Jooheon, karşısındaki yakışıklı adamı kırdığını düşündüğü için fazlasıyla üzülürken "H-hayır rahatsız etmedin. Sadece bunu sana daha önce söylemeliyim diye düşündüm. Üzgünüm, belki de seninle buraya hiç gelmemeliydim." dedi.

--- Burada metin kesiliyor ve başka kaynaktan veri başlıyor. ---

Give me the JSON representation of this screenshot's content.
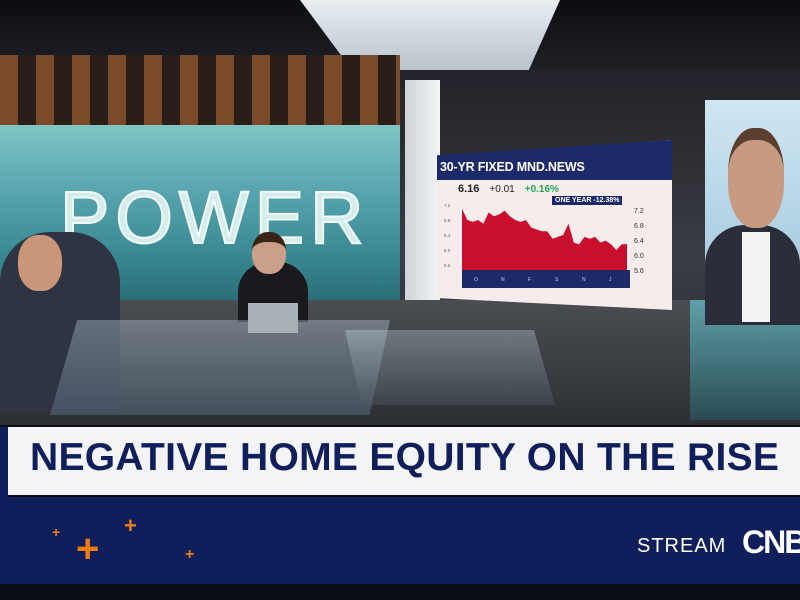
{
  "studio": {
    "wall_text": "POWER"
  },
  "screen": {
    "title": "30-YR FIXED MND.NEWS",
    "price": "6.16",
    "change": "+0.01",
    "change_pct": "+0.16%",
    "one_year": "ONE YEAR -12.38%",
    "chart_data": {
      "type": "area",
      "ylim": [
        5.6,
        7.2
      ],
      "y_ticks": [
        "7.2",
        "6.8",
        "6.4",
        "6.0",
        "5.6"
      ],
      "x_ticks": [
        "O",
        "N",
        "F",
        "S",
        "N",
        "J"
      ],
      "values": [
        7.1,
        6.8,
        6.75,
        6.8,
        6.7,
        7.0,
        6.9,
        6.95,
        7.05,
        6.9,
        6.8,
        6.75,
        6.8,
        6.6,
        6.55,
        6.5,
        6.5,
        6.3,
        6.35,
        6.4,
        6.7,
        6.2,
        6.15,
        6.35,
        6.3,
        6.35,
        6.2,
        6.25,
        6.15,
        6.0,
        6.15,
        6.16
      ],
      "colors": {
        "fill": "#c8102e",
        "axis_band": "#1d2a6a"
      }
    }
  },
  "lower_third": {
    "headline": "NEGATIVE HOME EQUITY ON THE RISE",
    "stream_label": "STREAM",
    "logo": "CNBC",
    "colors": {
      "navy": "#0f1f5c",
      "accent": "#f07d13"
    }
  }
}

Changkyun, üzüntüsünü belli etmemek için kendini sıkarken ilk aşkının bu kadar çabuk bitmesinin verdi özgüven düşüklüğü ile "O zaman, yemeğini yediysen kalkalım mı? Hastaların seni bekliyor olmalı." dedi. Onunla bu şekilde ayrılmak onu fazlasıyla üzerken sevgilisi olan biriyle daha fazla devam edemezdi. Belki de aşk işlerine hiç bulaşmadan geri çekilmek onun için iyi olabilirdi.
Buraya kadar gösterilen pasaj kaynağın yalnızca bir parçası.